GandCrab ransomware, which has created itself in the Internet security industry with its constant evolution, has again provoked turmoil. The latest version of ransomware uses SMB exploit spreader via exposed sites. The ransomware adds new features every day to target different countries.
Attackers behind the ransomware scan the entire internet to find vulnerable sites to launch the attack. The most recent version includes a long hard-coded list of websites that were vulnerable and used to perform the attack.
A false random algorithm has been used by attackers to select a predefined word to fill in the URL for each host, and the final URL is created as "www.

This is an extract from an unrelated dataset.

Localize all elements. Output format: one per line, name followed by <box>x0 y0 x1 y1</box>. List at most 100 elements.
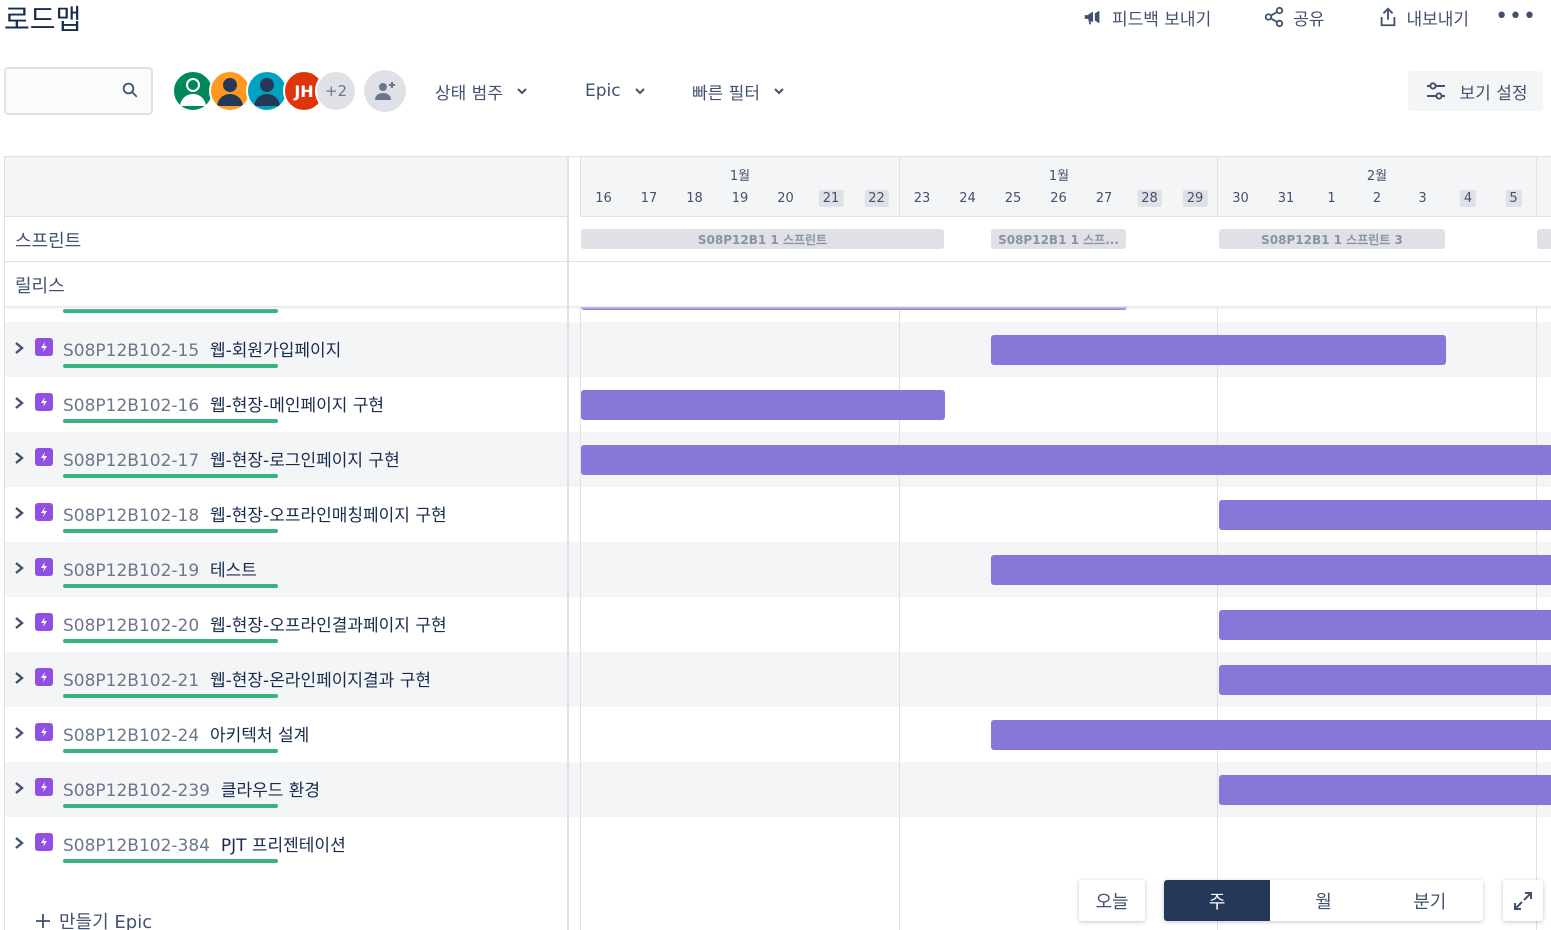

Host ».com / data / tmp / sokakeme.jpg«.
According to several reports, this newer version of ransomware can be spread through an "SMB exploit". Interestingly, the same exploit was used to spread the WannaCry and Petya / NotPeta ransomware attacks last year.
To spread through SMB vulnerabilities, the entire ransomware code was rewritten and malware is now using EternalBlue National Security Agency (NSA) exploits to attack more quickly.
A survey suggests that a section called "network f ** ker" is responsible for SMB exploits.
Fortinet, an internet security company, said "With GandCrab's rapid development last week and the public speculation of this exploit, it would not be surprising if the attackers behind it decided to add it to a future update."
However, Microsoft has turned its attention to ransomware and has created a MS17-010 security patch. To protect your system, make sure it is up to date with the latest security version.